Les nouveaux moyens de communication affectent-ils positivement la représentation des femmes?

Manjari : L’immédiateté des selfies et le partage sur les réseaux sociaux affectent toutes les formes de représentations et pas forcément positivement. Il y a beaucoup de pollution visuelle, partout. La représentation des femmes est souvent problématique et ne prend que le point de vue du regard masculin. C’est notre responsabilité d’apporter un regard critique sur le flot d’images que les réseaux sociaux nous propose. 

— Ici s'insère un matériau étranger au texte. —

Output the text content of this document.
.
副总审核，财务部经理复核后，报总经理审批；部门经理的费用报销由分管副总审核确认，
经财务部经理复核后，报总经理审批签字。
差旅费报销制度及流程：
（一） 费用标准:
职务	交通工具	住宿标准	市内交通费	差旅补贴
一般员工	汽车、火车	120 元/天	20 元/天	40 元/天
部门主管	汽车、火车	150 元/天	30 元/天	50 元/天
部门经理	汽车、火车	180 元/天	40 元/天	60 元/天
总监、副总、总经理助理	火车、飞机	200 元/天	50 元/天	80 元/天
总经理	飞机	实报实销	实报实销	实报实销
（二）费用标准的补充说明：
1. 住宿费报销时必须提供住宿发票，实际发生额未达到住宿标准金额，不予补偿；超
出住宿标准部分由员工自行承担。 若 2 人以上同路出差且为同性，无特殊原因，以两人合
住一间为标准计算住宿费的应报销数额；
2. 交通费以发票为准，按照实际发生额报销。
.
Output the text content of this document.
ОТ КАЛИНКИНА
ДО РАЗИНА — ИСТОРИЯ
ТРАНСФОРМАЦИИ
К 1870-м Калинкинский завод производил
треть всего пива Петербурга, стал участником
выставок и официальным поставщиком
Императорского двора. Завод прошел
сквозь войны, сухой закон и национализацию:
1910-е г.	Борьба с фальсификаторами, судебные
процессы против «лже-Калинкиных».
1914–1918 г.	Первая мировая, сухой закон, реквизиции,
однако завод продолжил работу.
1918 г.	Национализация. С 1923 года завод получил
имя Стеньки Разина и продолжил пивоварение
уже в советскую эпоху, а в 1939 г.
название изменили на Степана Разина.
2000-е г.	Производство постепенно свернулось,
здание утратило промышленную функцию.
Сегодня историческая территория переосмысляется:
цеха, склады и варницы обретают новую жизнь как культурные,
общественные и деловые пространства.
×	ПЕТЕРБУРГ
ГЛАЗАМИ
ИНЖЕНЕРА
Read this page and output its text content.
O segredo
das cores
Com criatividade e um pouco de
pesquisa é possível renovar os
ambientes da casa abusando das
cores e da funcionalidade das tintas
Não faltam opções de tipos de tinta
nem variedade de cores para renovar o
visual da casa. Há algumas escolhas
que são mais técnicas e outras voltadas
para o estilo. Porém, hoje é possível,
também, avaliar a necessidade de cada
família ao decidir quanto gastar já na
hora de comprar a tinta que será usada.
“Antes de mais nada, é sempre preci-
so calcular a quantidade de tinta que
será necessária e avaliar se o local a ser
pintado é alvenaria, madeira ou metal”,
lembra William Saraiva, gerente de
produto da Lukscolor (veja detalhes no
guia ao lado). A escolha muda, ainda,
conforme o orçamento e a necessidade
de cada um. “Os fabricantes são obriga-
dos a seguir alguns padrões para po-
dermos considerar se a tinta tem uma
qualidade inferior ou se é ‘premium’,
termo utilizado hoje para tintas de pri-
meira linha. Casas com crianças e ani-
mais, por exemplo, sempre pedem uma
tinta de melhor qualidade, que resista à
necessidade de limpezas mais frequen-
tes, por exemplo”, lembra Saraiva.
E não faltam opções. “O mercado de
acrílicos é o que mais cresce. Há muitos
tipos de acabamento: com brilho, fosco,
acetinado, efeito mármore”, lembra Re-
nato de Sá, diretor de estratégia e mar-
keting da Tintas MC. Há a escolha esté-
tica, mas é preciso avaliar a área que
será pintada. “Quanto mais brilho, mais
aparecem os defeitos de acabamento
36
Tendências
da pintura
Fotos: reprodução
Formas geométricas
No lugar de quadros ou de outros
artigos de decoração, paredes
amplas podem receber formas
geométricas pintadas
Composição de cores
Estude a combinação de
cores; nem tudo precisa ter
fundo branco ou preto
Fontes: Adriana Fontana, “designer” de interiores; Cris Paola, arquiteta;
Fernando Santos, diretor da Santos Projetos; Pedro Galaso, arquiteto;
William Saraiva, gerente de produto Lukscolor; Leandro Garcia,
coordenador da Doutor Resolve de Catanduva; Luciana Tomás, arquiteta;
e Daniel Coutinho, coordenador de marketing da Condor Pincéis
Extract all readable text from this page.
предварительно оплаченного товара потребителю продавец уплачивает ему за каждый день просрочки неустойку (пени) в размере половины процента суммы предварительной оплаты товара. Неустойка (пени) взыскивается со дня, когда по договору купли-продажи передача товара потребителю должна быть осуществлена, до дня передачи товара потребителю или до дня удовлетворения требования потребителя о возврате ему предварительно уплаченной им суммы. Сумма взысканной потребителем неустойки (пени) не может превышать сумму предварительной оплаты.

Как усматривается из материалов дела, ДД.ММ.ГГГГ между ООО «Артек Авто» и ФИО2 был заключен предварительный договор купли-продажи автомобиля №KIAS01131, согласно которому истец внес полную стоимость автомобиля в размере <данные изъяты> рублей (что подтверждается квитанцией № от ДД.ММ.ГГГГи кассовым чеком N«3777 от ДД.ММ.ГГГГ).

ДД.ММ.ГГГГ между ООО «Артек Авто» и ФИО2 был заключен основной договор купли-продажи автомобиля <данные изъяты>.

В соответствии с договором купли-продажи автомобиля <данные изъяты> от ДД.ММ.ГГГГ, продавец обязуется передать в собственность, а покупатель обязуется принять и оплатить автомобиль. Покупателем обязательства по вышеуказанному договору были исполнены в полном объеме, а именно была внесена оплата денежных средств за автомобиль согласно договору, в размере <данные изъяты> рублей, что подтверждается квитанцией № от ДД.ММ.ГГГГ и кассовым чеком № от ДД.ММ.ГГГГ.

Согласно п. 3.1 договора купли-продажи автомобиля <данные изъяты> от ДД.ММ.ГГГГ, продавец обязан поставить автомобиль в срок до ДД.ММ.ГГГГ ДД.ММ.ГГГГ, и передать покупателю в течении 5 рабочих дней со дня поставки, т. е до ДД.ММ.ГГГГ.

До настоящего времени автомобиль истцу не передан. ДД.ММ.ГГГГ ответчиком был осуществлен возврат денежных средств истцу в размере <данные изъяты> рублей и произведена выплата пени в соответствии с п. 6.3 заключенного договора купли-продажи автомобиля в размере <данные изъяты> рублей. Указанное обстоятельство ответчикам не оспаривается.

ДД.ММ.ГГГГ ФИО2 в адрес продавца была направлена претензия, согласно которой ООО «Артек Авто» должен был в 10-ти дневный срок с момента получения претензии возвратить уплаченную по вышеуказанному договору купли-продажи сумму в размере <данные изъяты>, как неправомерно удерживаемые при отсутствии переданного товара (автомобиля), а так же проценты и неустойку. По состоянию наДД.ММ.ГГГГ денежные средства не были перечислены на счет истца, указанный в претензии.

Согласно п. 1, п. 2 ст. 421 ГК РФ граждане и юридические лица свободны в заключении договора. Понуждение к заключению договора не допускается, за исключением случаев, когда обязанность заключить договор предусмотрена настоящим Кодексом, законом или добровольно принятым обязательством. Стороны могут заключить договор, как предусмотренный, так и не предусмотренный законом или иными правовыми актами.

Irina : Les femmes ont toujours été un objet de l’art. C’est étrange la manière dont les femmes s’objectifient avec les selfies vers une audience invisible. Les téléphones participent à ce phénomène au delà du raisonnable. 

 

 

Comment vos grossesses ont-elles affecté ce dialogue ? Le projet devait-il finir au terme de vos grossesses ou avez-vous pris l’initiative d’arrêter le projet à ce moment là ? 

Manjari : La grossesse et la commande se sont alignées admirablement. Nous avons donné naissance au moment où Mia Fineman éditait les dernières sections de l’exposition. Nous devions nous trouver à ce moment précis de nos vies. 

Irina : Ce concours de circonstance était fortuit. Le MET nous a donné une deadline et nos accouchements respectifs tombaient à ce même moment. Ma fille est née un mois avant celle de Manjari. Son accouchement scellait naturellement la fin du projet. Nos naissances et la destinée de ce projet, c’est la fusion de l’art et de la vie.